Bord Gais reported that their energy price index had hit a record high last month. And after a series of punishing gas price increases, it was also reported that Irish households are paying more to heat their homes than they have ever done before. Certainly there's no doubt that gas and electricity prices are extremely high, but are they really the the highest they have ever been?
Turns out that household gas prices are not the highest they've ever been, and at bonkers.ie we were as surprised as anyone to find this out. Especially since gas prices have gone up by an enormous amount over the last few years.
We found out because we’ve managed to get our hands on some pretty interesting gas pricing information that Bord Gais probably thought was consigned to a dusty archive. In fact, we’ve managed to acquire gas prices going all the way back to 2003. And with these prices, we’ve been able to track how much Irish households have been paying to heat their homes during the last decade.
Over the last ten years, gas prices were actually at their highest in 2006 not 2013. Back then, Irish households were paying around €970 per year for natural gas - just a little more than the €961 you'd pay to Bord Gais today.
The huge 2006 gas bills happened because Bord Gais cranked through three substantial price increases between 2004 and 2006, at a time when people really weren't paying much attention to the price of anything. Customers who were used to paying around €520 suddenly found themselves paying €970 per year. An extraordinary 86% price jump that added a whopping €450 to the average bill.
But really, people didn’t suddenly find themselves spending a ton more money to heat their homes. Back then they probably didn’t even notice. In 2006, everyone was so busy riding the Celtic Tiger and spending like Elton John that something as trivial as gas price increases would hardly have even registered. If anyone did notice at all, they probably would have just shrugged and said sure what can you do…

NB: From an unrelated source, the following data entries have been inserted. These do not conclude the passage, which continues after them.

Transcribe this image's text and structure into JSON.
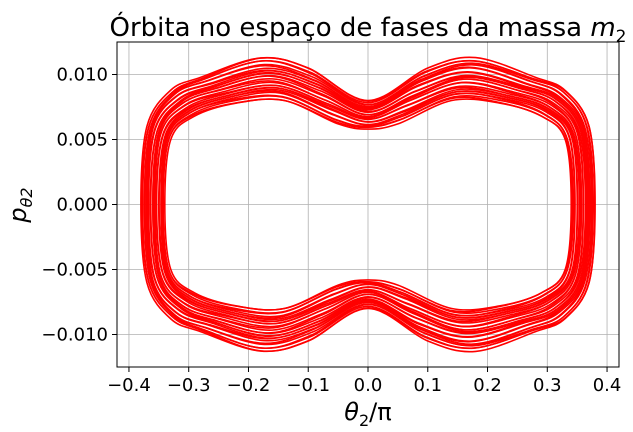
{
  "chart_data": {
    "type": "line",
    "title": "Órbita no espaço de fases da massa m₂",
    "title_parts": {
      "text": "Órbita no espaço de fases da massa ",
      "math_base": "m",
      "math_sub": "2"
    },
    "xlabel": "θ₂/π",
    "xlabel_parts": {
      "base": "θ",
      "sub": "2",
      "suffix": "/π"
    },
    "ylabel": "p_θ2",
    "ylabel_parts": {
      "base": "p",
      "sub": "θ2"
    },
    "xlim": [
      -0.42,
      0.42
    ],
    "ylim": [
      -0.0125,
      0.0125
    ],
    "xticks": [
      -0.4,
      -0.3,
      -0.2,
      -0.1,
      0.0,
      0.1,
      0.2,
      0.3,
      0.4
    ],
    "xtick_labels": [
      "−0.4",
      "−0.3",
      "−0.2",
      "−0.1",
      "0.0",
      "0.1",
      "0.2",
      "0.3",
      "0.4"
    ],
    "yticks": [
      0.01,
      0.005,
      0.0,
      -0.005,
      -0.01
    ],
    "ytick_labels": [
      "0.010",
      "0.005",
      "0.000",
      "−0.005",
      "−0.010"
    ],
    "grid": true,
    "series": [
      {
        "color": "#ff0000",
        "description_points_outer_upper": [
          [
            -0.38,
            0.0
          ],
          [
            -0.37,
            0.006
          ],
          [
            -0.33,
            0.0088
          ],
          [
            -0.28,
            0.0098
          ],
          [
            -0.18,
            0.0113
          ],
          [
            -0.1,
            0.0105
          ],
          [
            0.0,
            0.008
          ],
          [
            0.1,
            0.0105
          ],
          [
            0.18,
            0.0113
          ],
          [
            0.28,
            0.0098
          ],
          [
            0.33,
            0.0088
          ],
          [
            0.37,
            0.006
          ],
          [
            0.38,
            0.0
          ]
        ],
        "description_points_inner_upper": [
          [
            -0.34,
            0.0
          ],
          [
            -0.33,
            0.005
          ],
          [
            -0.29,
            0.0068
          ],
          [
            -0.22,
            0.0078
          ],
          [
            -0.14,
            0.008
          ],
          [
            -0.05,
            0.0062
          ],
          [
            0.0,
            0.0058
          ],
          [
            0.05,
            0.0062
          ],
          [
            0.14,
            0.008
          ],
          [
            0.22,
            0.0078
          ],
          [
            0.29,
            0.0068
          ],
          [
            0.33,
            0.005
          ],
          [
            0.34,
            0.0
          ]
        ]
      }
    ]
  }
}
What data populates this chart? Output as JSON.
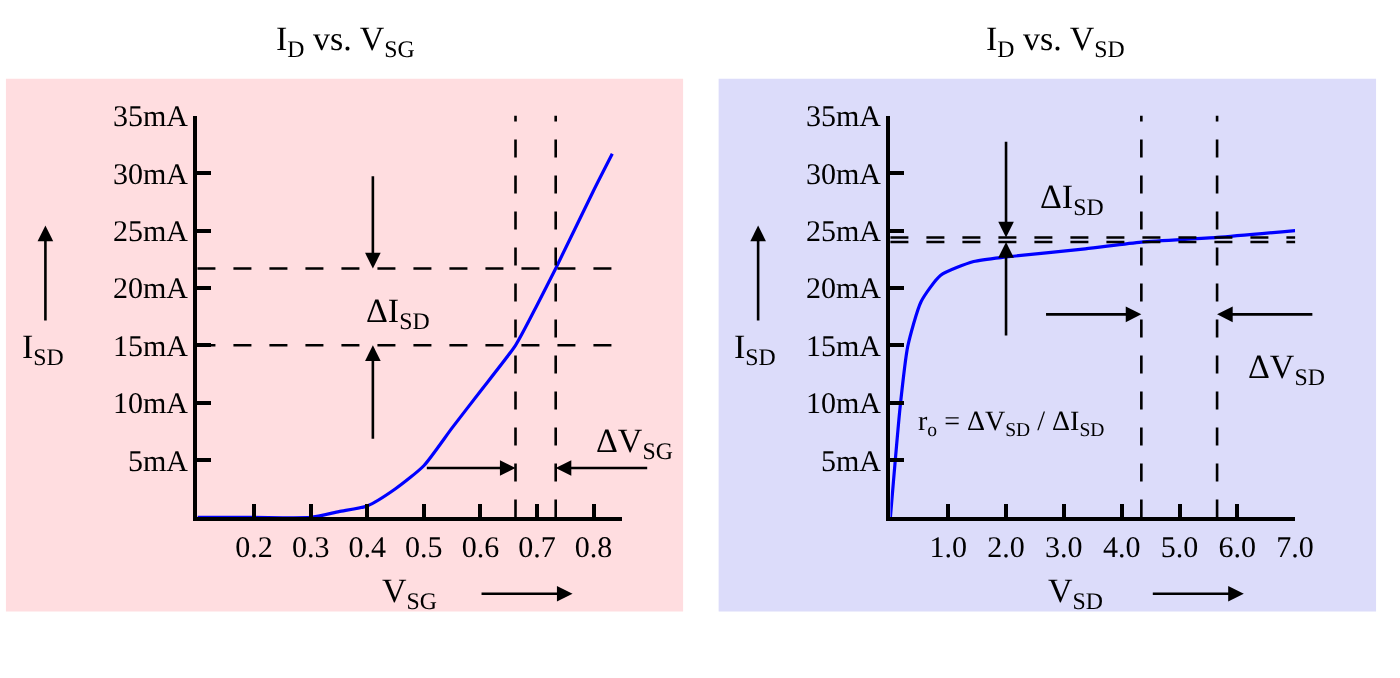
{
  "chart_data": [
    {
      "type": "line",
      "title": "I$_{D}$ vs. V$_{SG}$",
      "xlabel": "V$_{SG}$",
      "ylabel": "I$_{SD}$",
      "x": [
        0.1,
        0.2,
        0.3,
        0.35,
        0.4,
        0.45,
        0.5,
        0.55,
        0.6,
        0.662,
        0.7,
        0.733,
        0.8,
        0.833
      ],
      "series": [
        {
          "color": "#0000ff",
          "values": [
            0,
            0,
            0,
            0.5,
            1,
            2.5,
            4.5,
            7.8,
            11,
            15,
            18.5,
            21.7,
            28.5,
            31.7
          ]
        }
      ],
      "xlim": [
        0.1,
        0.85
      ],
      "xticks": [
        0.2,
        0.3,
        0.4,
        0.5,
        0.6,
        0.7,
        0.8
      ],
      "ylim": [
        0,
        35
      ],
      "yticks": [
        {
          "value": 5,
          "label": "5mA"
        },
        {
          "value": 10,
          "label": "10mA"
        },
        {
          "value": 15,
          "label": "15mA"
        },
        {
          "value": 20,
          "label": "20mA"
        },
        {
          "value": 25,
          "label": "25mA"
        },
        {
          "value": 30,
          "label": "30mA"
        },
        {
          "value": 35,
          "label": "35mA"
        }
      ],
      "ref_lines": [
        {
          "axis": "y",
          "value": 15,
          "line_style": "dashed",
          "color": "#000000"
        },
        {
          "axis": "y",
          "value": 21.7,
          "line_style": "dashed",
          "color": "#000000"
        },
        {
          "axis": "x",
          "value": 0.662,
          "line_style": "dashed",
          "color": "#000000"
        },
        {
          "axis": "x",
          "value": 0.733,
          "line_style": "dashed",
          "color": "#000000"
        }
      ],
      "annotations": [
        "ΔI$_{SD}$",
        "ΔV$_{SG}$"
      ],
      "grid": false,
      "marker": "none",
      "line_style": "solid"
    },
    {
      "type": "line",
      "title": "I$_{D}$ vs. V$_{SD}$",
      "xlabel": "V$_{SD}$",
      "ylabel": "I$_{SD}$",
      "x": [
        0,
        0.17,
        0.3,
        0.53,
        0.87,
        1.44,
        2.0,
        3.37,
        4.34,
        5.65,
        7.0
      ],
      "series": [
        {
          "color": "#0000ff",
          "values": [
            0,
            9.7,
            14.9,
            18.8,
            21.1,
            22.3,
            22.7,
            23.4,
            24.0,
            24.4,
            25.0
          ]
        }
      ],
      "xlim": [
        0,
        7
      ],
      "xticks": [
        {
          "value": 1,
          "label": "1.0"
        },
        {
          "value": 2,
          "label": "2.0"
        },
        {
          "value": 3,
          "label": "3.0"
        },
        {
          "value": 4,
          "label": "4.0"
        },
        {
          "value": 5,
          "label": "5.0"
        },
        {
          "value": 6,
          "label": "6.0"
        },
        {
          "value": 7,
          "label": "7.0"
        }
      ],
      "ylim": [
        0,
        35
      ],
      "yticks": [
        {
          "value": 5,
          "label": "5mA"
        },
        {
          "value": 10,
          "label": "10mA"
        },
        {
          "value": 15,
          "label": "15mA"
        },
        {
          "value": 20,
          "label": "20mA"
        },
        {
          "value": 25,
          "label": "25mA"
        },
        {
          "value": 30,
          "label": "30mA"
        },
        {
          "value": 35,
          "label": "35mA"
        }
      ],
      "ref_lines": [
        {
          "axis": "y",
          "value": 24.0,
          "line_style": "dashed",
          "color": "#000000"
        },
        {
          "axis": "y",
          "value": 24.4,
          "line_style": "dashed",
          "color": "#000000"
        },
        {
          "axis": "x",
          "value": 4.34,
          "line_style": "dashed",
          "color": "#000000"
        },
        {
          "axis": "x",
          "value": 5.65,
          "line_style": "dashed",
          "color": "#000000"
        }
      ],
      "annotations": [
        "ΔI$_{SD}$",
        "ΔV$_{SD}$",
        "r$_{o}$ = ΔV$_{SD}$ / ΔI$_{SD}$"
      ],
      "grid": false,
      "marker": "none",
      "line_style": "solid"
    }
  ]
}
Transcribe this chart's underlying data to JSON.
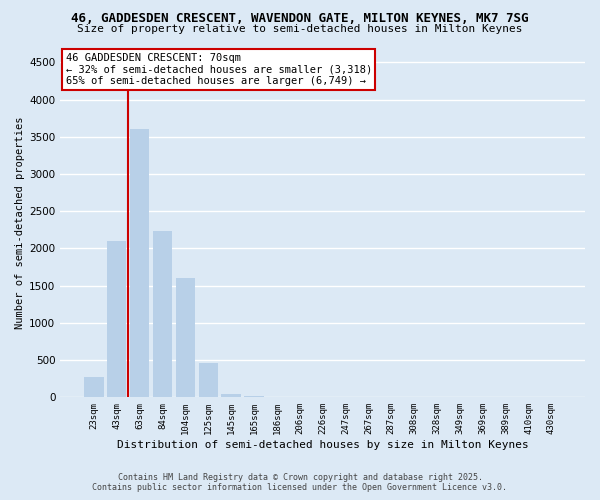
{
  "title_line1": "46, GADDESDEN CRESCENT, WAVENDON GATE, MILTON KEYNES, MK7 7SG",
  "title_line2": "Size of property relative to semi-detached houses in Milton Keynes",
  "xlabel": "Distribution of semi-detached houses by size in Milton Keynes",
  "ylabel": "Number of semi-detached properties",
  "categories": [
    "23sqm",
    "43sqm",
    "63sqm",
    "84sqm",
    "104sqm",
    "125sqm",
    "145sqm",
    "165sqm",
    "186sqm",
    "206sqm",
    "226sqm",
    "247sqm",
    "267sqm",
    "287sqm",
    "308sqm",
    "328sqm",
    "349sqm",
    "369sqm",
    "389sqm",
    "410sqm",
    "430sqm"
  ],
  "values": [
    270,
    2100,
    3610,
    2230,
    1600,
    460,
    50,
    20,
    10,
    0,
    0,
    0,
    0,
    0,
    0,
    0,
    0,
    0,
    0,
    0,
    0
  ],
  "bar_color": "#b8d0e8",
  "vline_bar_index": 2,
  "annotation_title": "46 GADDESDEN CRESCENT: 70sqm",
  "annotation_line1": "← 32% of semi-detached houses are smaller (3,318)",
  "annotation_line2": "65% of semi-detached houses are larger (6,749) →",
  "annotation_box_color": "#ffffff",
  "annotation_box_edge_color": "#cc0000",
  "vline_color": "#cc0000",
  "ylim": [
    0,
    4700
  ],
  "yticks": [
    0,
    500,
    1000,
    1500,
    2000,
    2500,
    3000,
    3500,
    4000,
    4500
  ],
  "background_color": "#dce9f5",
  "grid_color": "#ffffff",
  "footer_line1": "Contains HM Land Registry data © Crown copyright and database right 2025.",
  "footer_line2": "Contains public sector information licensed under the Open Government Licence v3.0."
}
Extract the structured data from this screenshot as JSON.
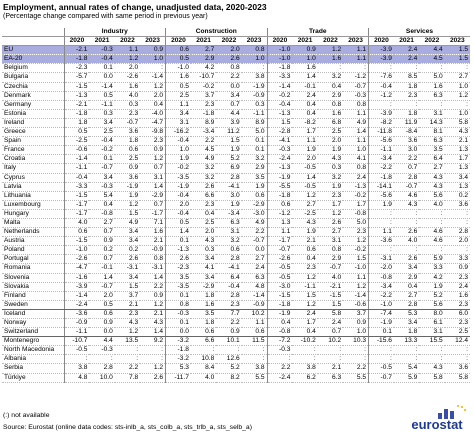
{
  "header": {
    "title": "Employment, annual rates of change, unadjusted data, 2020-2023",
    "subtitle": "(Percentage change compared with same period in previous year)"
  },
  "table": {
    "groups": [
      "Industry",
      "Construction",
      "Trade",
      "Services"
    ],
    "years": [
      "2020",
      "2021",
      "2022",
      "2023",
      "2020",
      "2021",
      "2022",
      "2023",
      "2020",
      "2021",
      "2022",
      "2023",
      "2020",
      "2021",
      "2022",
      "2023"
    ],
    "rows": [
      [
        "EU",
        "-2.1",
        "-0.3",
        "1.1",
        "0.9",
        "0.6",
        "2.7",
        "2.0",
        "0.8",
        "-1.0",
        "0.9",
        "1.2",
        "1.1",
        "-3.9",
        "2.4",
        "4.4",
        "1.5"
      ],
      [
        "EA-20",
        "-1.8",
        "-0.4",
        "1.2",
        "1.0",
        "0.5",
        "2.9",
        "2.6",
        "1.0",
        "-1.0",
        "1.0",
        "1.6",
        "1.1",
        "-3.9",
        "2.4",
        "4.5",
        "1.5"
      ],
      [
        "Belgium",
        "-2.3",
        "0.1",
        "2.0",
        ":",
        "-1.0",
        "4.2",
        "0.8",
        ":",
        "-1.8",
        "1.6",
        ":",
        ":",
        ":",
        ":",
        ":",
        ":"
      ],
      [
        "Bulgaria",
        "-5.7",
        "0.0",
        "-2.6",
        "-1.4",
        "1.6",
        "-10.7",
        "2.2",
        "3.8",
        "-3.3",
        "1.4",
        "3.2",
        "-1.2",
        "-7.6",
        "8.5",
        "5.0",
        "2.7"
      ],
      [
        "Czechia",
        "-1.5",
        "-1.4",
        "1.6",
        "1.2",
        "0.5",
        "-0.2",
        "0.0",
        "-1.9",
        "-1.4",
        "-0.1",
        "0.4",
        "-0.7",
        "-0.4",
        "1.8",
        "1.6",
        "1.0"
      ],
      [
        "Denmark",
        "-1.3",
        "0.5",
        "4.0",
        "2.0",
        "2.5",
        "3.7",
        "3.4",
        "-0.9",
        "-0.2",
        "2.4",
        "2.9",
        "-0.3",
        "-1.2",
        "2.3",
        "6.3",
        "1.2"
      ],
      [
        "Germany",
        "-2.1",
        "-1.1",
        "0.3",
        "0.4",
        "1.1",
        "2.3",
        "0.7",
        "0.3",
        "-0.4",
        "0.4",
        "0.8",
        "0.8",
        ":",
        ":",
        ":",
        ":"
      ],
      [
        "Estonia",
        "-1.8",
        "0.3",
        "2.3",
        "-4.0",
        "3.4",
        "-1.8",
        "4.4",
        "-1.1",
        "-1.3",
        "0.4",
        "1.6",
        "1.1",
        "-3.9",
        "1.8",
        "3.1",
        "1.0"
      ],
      [
        "Ireland",
        "1.8",
        "3.4",
        "-0.7",
        "-4.7",
        "3.1",
        "8.9",
        "3.9",
        "8.9",
        "1.5",
        "-8.2",
        "6.8",
        "4.9",
        "-8.2",
        "11.9",
        "14.3",
        "5.8"
      ],
      [
        "Greece",
        "0.5",
        "2.5",
        "3.6",
        "-9.8",
        "-16.2",
        "-3.4",
        "11.2",
        "5.0",
        "-2.8",
        "1.7",
        "2.5",
        "1.4",
        "-11.8",
        "-8.4",
        "8.1",
        "4.3"
      ],
      [
        "Spain",
        "-2.5",
        "-0.4",
        "1.8",
        "2.3",
        "-0.4",
        "2.2",
        "1.5",
        "0.1",
        "-4.1",
        "1.1",
        "2.0",
        "1.1",
        "-5.6",
        "3.6",
        "6.3",
        "2.1"
      ],
      [
        "France",
        "-0.6",
        "-0.2",
        "0.6",
        "0.9",
        "1.0",
        "4.5",
        "1.9",
        "0.1",
        "-0.3",
        "1.9",
        "1.9",
        "1.0",
        "-1.1",
        "3.0",
        "3.5",
        "1.3"
      ],
      [
        "Croatia",
        "-1.4",
        "0.1",
        "2.5",
        "1.2",
        "1.9",
        "4.9",
        "5.2",
        "3.2",
        "-2.4",
        "2.0",
        "4.3",
        "4.1",
        "-3.4",
        "2.2",
        "6.4",
        "1.7"
      ],
      [
        "Italy",
        "-1.1",
        "-0.7",
        "0.9",
        "0.7",
        "-0.2",
        "3.2",
        "6.9",
        "2.9",
        "-1.3",
        "-0.5",
        "0.3",
        "0.8",
        "-2.2",
        "0.7",
        "2.7",
        "1.3"
      ],
      [
        "Cyprus",
        "-0.4",
        "3.4",
        "3.6",
        "3.1",
        "-3.5",
        "3.2",
        "2.8",
        "3.5",
        "-1.9",
        "1.4",
        "3.2",
        "2.4",
        "-1.8",
        "2.8",
        "4.3",
        "3.4"
      ],
      [
        "Latvia",
        "-3.3",
        "-0.3",
        "-1.9",
        "1.4",
        "-1.9",
        "2.6",
        "-4.1",
        "1.9",
        "-5.5",
        "-0.5",
        "1.9",
        "-1.3",
        "-14.1",
        "-0.7",
        "4.3",
        "1.3"
      ],
      [
        "Lithuania",
        "-1.5",
        "5.4",
        "1.9",
        "-2.9",
        "-0.4",
        "6.6",
        "3.0",
        "0.6",
        "-1.8",
        "1.2",
        "2.3",
        "-0.2",
        "-5.6",
        "4.6",
        "5.6",
        "0.2"
      ],
      [
        "Luxembourg",
        "-1.7",
        "0.4",
        "1.2",
        "0.7",
        "2.0",
        "2.3",
        "1.9",
        "-2.9",
        "0.6",
        "2.7",
        "1.7",
        "1.7",
        "1.9",
        "4.3",
        "4.0",
        "3.6"
      ],
      [
        "Hungary",
        "-1.7",
        "-0.8",
        "1.5",
        "-1.7",
        "-0.4",
        "0.4",
        "-3.4",
        "-3.0",
        "-1.2",
        "-2.5",
        "1.2",
        "-0.8",
        ":",
        ":",
        ":",
        ":"
      ],
      [
        "Malta",
        "4.0",
        "2.7",
        "4.9",
        "7.1",
        "0.5",
        "2.5",
        "6.3",
        "4.9",
        "1.3",
        "4.3",
        "2.6",
        "5.0",
        ":",
        ":",
        ":",
        ":"
      ],
      [
        "Netherlands",
        "0.6",
        "0.7",
        "3.4",
        "1.6",
        "1.4",
        "2.0",
        "3.1",
        "2.2",
        "1.1",
        "1.9",
        "2.7",
        "2.3",
        "1.1",
        "2.6",
        "4.6",
        "2.8"
      ],
      [
        "Austria",
        "-1.5",
        "0.9",
        "3.4",
        "2.1",
        "0.1",
        "4.3",
        "3.2",
        "-0.7",
        "-1.7",
        "2.1",
        "3.1",
        "1.2",
        "-3.6",
        "4.0",
        "4.6",
        "2.0"
      ],
      [
        "Poland",
        "-1.0",
        "0.2",
        "0.2",
        "-0.9",
        "-1.3",
        "0.3",
        "0.6",
        "0.0",
        "-0.7",
        "0.6",
        "0.8",
        "-0.2",
        ":",
        ":",
        ":",
        ":"
      ],
      [
        "Portugal",
        "-2.6",
        "0.7",
        "2.6",
        "0.8",
        "2.6",
        "3.4",
        "2.8",
        "2.7",
        "-2.6",
        "0.4",
        "2.9",
        "1.5",
        "-3.1",
        "2.6",
        "5.9",
        "3.3"
      ],
      [
        "Romania",
        "-4.7",
        "-0.1",
        "-3.1",
        "-3.1",
        "-2.3",
        "4.1",
        "-4.1",
        "2.4",
        "-0.5",
        "2.3",
        "-0.7",
        "-1.0",
        "-2.0",
        "3.4",
        "3.3",
        "0.9"
      ],
      [
        "Slovenia",
        "-1.6",
        "1.4",
        "3.4",
        "1.4",
        "3.5",
        "3.4",
        "6.4",
        "6.3",
        "-0.5",
        "1.2",
        "4.0",
        "1.1",
        "-0.8",
        "2.9",
        "4.2",
        "2.3"
      ],
      [
        "Slovakia",
        "-3.9",
        "-0.7",
        "1.5",
        "2.2",
        "-3.5",
        "-2.9",
        "-0.4",
        "4.8",
        "-3.0",
        "-1.1",
        "-2.1",
        "1.2",
        "-3.4",
        "0.4",
        "1.9",
        "2.4"
      ],
      [
        "Finland",
        "-1.4",
        "2.0",
        "3.7",
        "0.9",
        "0.1",
        "1.8",
        "2.8",
        "-1.4",
        "-1.5",
        "1.5",
        "-1.5",
        "-1.4",
        "-2.2",
        "2.7",
        "5.2",
        "1.6"
      ],
      [
        "Sweden",
        "-2.4",
        "0.5",
        "2.1",
        "1.2",
        "0.8",
        "1.6",
        "2.3",
        "-0.9",
        "-1.8",
        "1.2",
        "1.5",
        "-0.6",
        "-1.0",
        "2.8",
        "5.6",
        "2.3"
      ],
      [
        "Iceland",
        "-3.6",
        "0.6",
        "2.3",
        "2.1",
        "-0.3",
        "3.5",
        "7.7",
        "10.2",
        "-1.9",
        "2.4",
        "5.8",
        "3.7",
        "-7.4",
        "5.3",
        "8.0",
        "6.0"
      ],
      [
        "Norway",
        "-0.9",
        "0.9",
        "4.3",
        "4.3",
        "0.1",
        "1.8",
        "2.2",
        "1.1",
        "0.4",
        "1.7",
        "2.4",
        "0.9",
        "-1.9",
        "3.4",
        "6.1",
        "2.3"
      ],
      [
        "Switzerland",
        "-1.1",
        "0.0",
        "1.2",
        "1.4",
        "0.0",
        "0.6",
        "0.9",
        "0.6",
        "-0.8",
        "0.4",
        "0.7",
        "1.0",
        "0.1",
        "1.8",
        "3.1",
        "2.5"
      ],
      [
        "Montenegro",
        "-10.7",
        "4.4",
        "13.5",
        "9.2",
        "-3.2",
        "6.6",
        "10.1",
        "11.5",
        "-7.2",
        "-10.2",
        "10.2",
        "10.3",
        "-15.6",
        "13.3",
        "15.5",
        "12.4"
      ],
      [
        "North Macedonia",
        "-0.5",
        "-0.3",
        ":",
        ":",
        "-1.8",
        ":",
        ":",
        ":",
        "-0.3",
        ":",
        ":",
        ":",
        ":",
        ":",
        ":",
        ":"
      ],
      [
        "Albania",
        ":",
        ":",
        ":",
        ":",
        "-3.2",
        "10.8",
        "12.6",
        ":",
        ":",
        ":",
        ":",
        ":",
        ":",
        ":",
        ":",
        ":"
      ],
      [
        "Serbia",
        "3.8",
        "2.8",
        "2.2",
        "1.2",
        "5.3",
        "8.4",
        "5.2",
        "3.8",
        "2.2",
        "3.8",
        "2.1",
        "2.2",
        "-0.5",
        "5.4",
        "4.3",
        "3.6"
      ],
      [
        "Türkiye",
        "4.8",
        "10.0",
        "7.8",
        "2.6",
        "-11.7",
        "4.0",
        "8.2",
        "5.5",
        "-2.4",
        "6.2",
        "6.3",
        "5.5",
        "-0.7",
        "5.9",
        "5.8",
        "5.8"
      ]
    ]
  },
  "footer": {
    "note": "(:) not available",
    "source": "Source: Eurostat (online data codes: sts-inlb_a, sts_colb_a, sts_trlb_a, sts_selb_a)",
    "logo": "eurostat"
  }
}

And of course there wasn’t much that people could do. Bord Gais was the only show in town. If you wanted gas, you got it from them and that was it. And if they put up prices, there wasn’t much you could do about that either.
For something that makes up such a significant part of our household budgets and is a necessity in a climate like ours, it’s quite shocking to see how erratic gas pricing can be. Although most experts now agree that the days of cheap natural gas are now well and truly behind us.
This chart tracks what we’ve been paying for piped natural gas between 2003 and 2013. We’ve based it on average household gas consumption of 13,800 kWh and included VAT and standing charges, but for comparison purposes, we haven’t included Carbon Tax as that’s relatively recent and wasn’t around in the noughties.
Standing charges €250 more expensive than today
In 2006, customers were paying an annual standing charge of €343. That’s the highest standing charge we’ve ever seen and would be completely unacceptable to the modern customer who now pays around €90 per year.
The lowest standing charge over the last decade was €56.75 in 2008. It makes you wonder how you can reduce standing charges by €286 per year and keep the revenue rolling in. Well, you have to compensate somehow, and Bord Gais did just that. Unit rates went up 37% in the same period which equated to an extra €230 – which made up most of that shortfall.
And then we’ve got unit rates. We’re currently paying 5.89 cent per unit, but the highest unit rate over the last 10 years was in 2009 when customers were paying 6.21 cent.
Gas prices up over 100% in ten years
And the cheapest year? That was ten years ago in 2003. Back then, customers were paying a measly €478 for a year's supply of gas. If prices had stayed in line with inflation they’d have gone up by just 22% over the last decade and customers would now be paying around €581 per year. But gas prices pay no attention to inflation, and are now at €961 per year. That’s an inflation busting increase of 101%.
For the purposes of this post, we have used the regulated Bord Gais Standard rate throughout. We have also included VAT throughout. We have not included any discount tariffs. We were unable to obtain some pricing data from the last ten years, so we have had to use best estimate in some of our calculations.